Facebook e l'ex dipendente "pentito"

Il nome di Chamath Palihapitiya non è particolarmente noto, ma se tra il 2007 e il 2011 Facebook è stato in grado di attrarre centinaia di milioni di iscritti, gran parte del merito dovrebbe essere riconosciuto a questo ex dipendente di Menlo Park. Sue le strategie che hanno reso la creatura di Mark Zuckerberg il social network più grande della Rete.

Recentemente invitato a tenere un discorso davanti agli studenti e agli insegnanti della Stanford Graduate School of Business, Palihapitiya avrebbe però confessato di essersi pentito del lavoro svolto, questo perché a suo parere il Sito in Blue si sarebbe dimostrato uno strumento deleterio, capace di distruggere le fondamenta del tessuto sociale.
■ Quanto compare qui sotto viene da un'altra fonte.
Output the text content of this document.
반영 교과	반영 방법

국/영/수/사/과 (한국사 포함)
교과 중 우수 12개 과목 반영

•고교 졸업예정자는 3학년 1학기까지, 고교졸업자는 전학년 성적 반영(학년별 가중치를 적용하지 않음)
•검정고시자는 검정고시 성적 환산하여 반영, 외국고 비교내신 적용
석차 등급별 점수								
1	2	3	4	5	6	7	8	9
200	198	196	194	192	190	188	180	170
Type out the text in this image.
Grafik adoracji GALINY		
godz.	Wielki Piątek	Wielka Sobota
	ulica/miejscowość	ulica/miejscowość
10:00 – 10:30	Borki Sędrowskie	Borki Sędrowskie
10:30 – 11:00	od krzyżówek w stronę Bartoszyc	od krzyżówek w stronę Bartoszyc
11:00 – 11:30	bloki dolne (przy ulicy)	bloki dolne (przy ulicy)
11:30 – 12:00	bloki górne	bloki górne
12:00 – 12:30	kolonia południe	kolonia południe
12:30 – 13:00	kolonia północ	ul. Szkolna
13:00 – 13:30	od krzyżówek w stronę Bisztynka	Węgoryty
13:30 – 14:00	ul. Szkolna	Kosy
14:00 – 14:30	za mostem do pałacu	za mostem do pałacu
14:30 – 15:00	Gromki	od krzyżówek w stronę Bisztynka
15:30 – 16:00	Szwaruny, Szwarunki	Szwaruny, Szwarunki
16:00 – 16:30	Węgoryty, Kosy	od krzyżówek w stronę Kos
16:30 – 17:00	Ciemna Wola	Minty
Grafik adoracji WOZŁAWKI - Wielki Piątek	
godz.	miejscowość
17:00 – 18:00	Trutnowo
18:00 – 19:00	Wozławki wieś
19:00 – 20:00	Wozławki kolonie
Alla base della critica di Palihapitiya vi sarebbe in particolare il funzionamento degli algoritmi che governano Facebook, questi ultimi infatti sarebbero stati concepiti con lo scopo di individuare i punti deboli della mente umana e di colpirli, con lo scopo di generare una sorta di sharing addiction per la quale nulla è "vero" o realmente "importante".

Preoccupato dall'esito del proprio lavoro, l'ex dipendente della compagnia californiana avrebbe suggerito che per limitare i danni in gran parte ormai irreversibili di Facebook, sarebbe necessario ridurre i tempi di frequentazione al minimo, cercando di tenere lontani delle sue pagine i minori e gli individui mentalmente più deboli.

Le affermazioni di Palihapitiya farebbero seguito a quelle di altri protagonisti della crescita di Facebook, come per esempio l'ex presidente Sean Parker (noto anche per essere stato il creatore di Napster) secondo il quale l'algoritmo del social network sarebbe oggi talmente avanzato da riuscire a condizionare i comportamenti degli utenti.